Janet Malcolm em Mulher Calada (2012) fala sobre Ted Hughes que interferia nas obras de sua esposa Sylvia Plath, sendo que ela escrevia e ele ditava o que seria publicado. Por meio das palavras de Hughes, pode-se perceber que ele confessa a interferência na obra de Plath.

[...] O último deles continha entradas escritas ao longo de vários meses e eu o destruí porque não queria que os filhos dela fossem obrigados a lê-lo (naquele momento, eu considerava o esquecimento parte essencial da sobrevivência). O outro desapareceu. (HUGHES in MALCOLM, 2012, p.11)

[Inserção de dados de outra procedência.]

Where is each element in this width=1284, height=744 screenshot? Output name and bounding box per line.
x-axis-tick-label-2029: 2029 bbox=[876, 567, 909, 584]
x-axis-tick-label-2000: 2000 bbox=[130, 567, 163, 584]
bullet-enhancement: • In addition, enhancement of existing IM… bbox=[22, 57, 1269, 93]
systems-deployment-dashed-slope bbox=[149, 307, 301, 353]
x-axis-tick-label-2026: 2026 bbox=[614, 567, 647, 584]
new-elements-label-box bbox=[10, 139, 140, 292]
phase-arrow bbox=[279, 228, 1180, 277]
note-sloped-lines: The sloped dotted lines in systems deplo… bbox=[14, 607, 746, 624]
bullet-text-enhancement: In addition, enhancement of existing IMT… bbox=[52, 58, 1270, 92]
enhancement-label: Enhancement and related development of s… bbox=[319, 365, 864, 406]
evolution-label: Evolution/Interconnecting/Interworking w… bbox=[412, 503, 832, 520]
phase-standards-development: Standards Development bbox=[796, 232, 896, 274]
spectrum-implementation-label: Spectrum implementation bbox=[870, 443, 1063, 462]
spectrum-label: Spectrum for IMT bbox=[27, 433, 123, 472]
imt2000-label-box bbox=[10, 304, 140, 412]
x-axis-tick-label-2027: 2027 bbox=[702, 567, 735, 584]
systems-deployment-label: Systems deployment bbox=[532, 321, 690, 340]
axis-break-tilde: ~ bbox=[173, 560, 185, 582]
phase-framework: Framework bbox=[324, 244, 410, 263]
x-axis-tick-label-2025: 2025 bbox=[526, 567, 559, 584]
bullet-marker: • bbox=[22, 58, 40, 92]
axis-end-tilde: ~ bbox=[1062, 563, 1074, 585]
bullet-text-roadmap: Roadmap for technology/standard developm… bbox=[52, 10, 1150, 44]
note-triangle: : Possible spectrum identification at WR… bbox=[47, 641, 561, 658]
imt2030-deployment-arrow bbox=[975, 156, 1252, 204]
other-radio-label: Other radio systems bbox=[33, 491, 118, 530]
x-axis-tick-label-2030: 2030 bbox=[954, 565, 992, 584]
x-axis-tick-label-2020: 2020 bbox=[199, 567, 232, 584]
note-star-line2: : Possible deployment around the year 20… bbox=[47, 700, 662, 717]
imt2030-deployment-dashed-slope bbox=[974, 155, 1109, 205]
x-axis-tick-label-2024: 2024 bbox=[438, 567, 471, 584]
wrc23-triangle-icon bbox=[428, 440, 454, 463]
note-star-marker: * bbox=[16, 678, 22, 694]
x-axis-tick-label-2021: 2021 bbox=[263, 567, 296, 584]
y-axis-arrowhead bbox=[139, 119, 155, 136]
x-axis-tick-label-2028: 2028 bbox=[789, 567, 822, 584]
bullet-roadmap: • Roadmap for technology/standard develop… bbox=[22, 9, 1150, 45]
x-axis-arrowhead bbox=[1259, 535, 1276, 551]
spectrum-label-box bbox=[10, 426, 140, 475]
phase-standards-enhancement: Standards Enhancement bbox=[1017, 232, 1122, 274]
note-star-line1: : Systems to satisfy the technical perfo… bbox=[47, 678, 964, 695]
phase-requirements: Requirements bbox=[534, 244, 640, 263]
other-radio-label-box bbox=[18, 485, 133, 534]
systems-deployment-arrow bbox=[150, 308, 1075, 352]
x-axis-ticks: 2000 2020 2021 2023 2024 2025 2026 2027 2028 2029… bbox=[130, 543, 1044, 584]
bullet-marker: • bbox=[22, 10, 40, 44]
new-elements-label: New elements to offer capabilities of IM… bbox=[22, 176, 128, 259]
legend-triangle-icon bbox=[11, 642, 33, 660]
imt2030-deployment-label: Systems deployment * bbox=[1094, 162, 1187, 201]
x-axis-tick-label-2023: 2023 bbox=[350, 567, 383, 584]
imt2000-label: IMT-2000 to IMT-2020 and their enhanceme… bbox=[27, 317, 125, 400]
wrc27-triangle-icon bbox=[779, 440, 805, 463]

Malcolm caracteriza Hughes de infiel, tanto na vida amorosa do casal, na qual houve separação devido à traição de Hughes, quanto na vida profissional, onde o marido editava, mexia nos escritos da esposa. Para Malcolm ―Sylvia Plath será sempre jovem e implacável com a infidelidade de Hughes‖ (MALCOLM, 2012, p.14).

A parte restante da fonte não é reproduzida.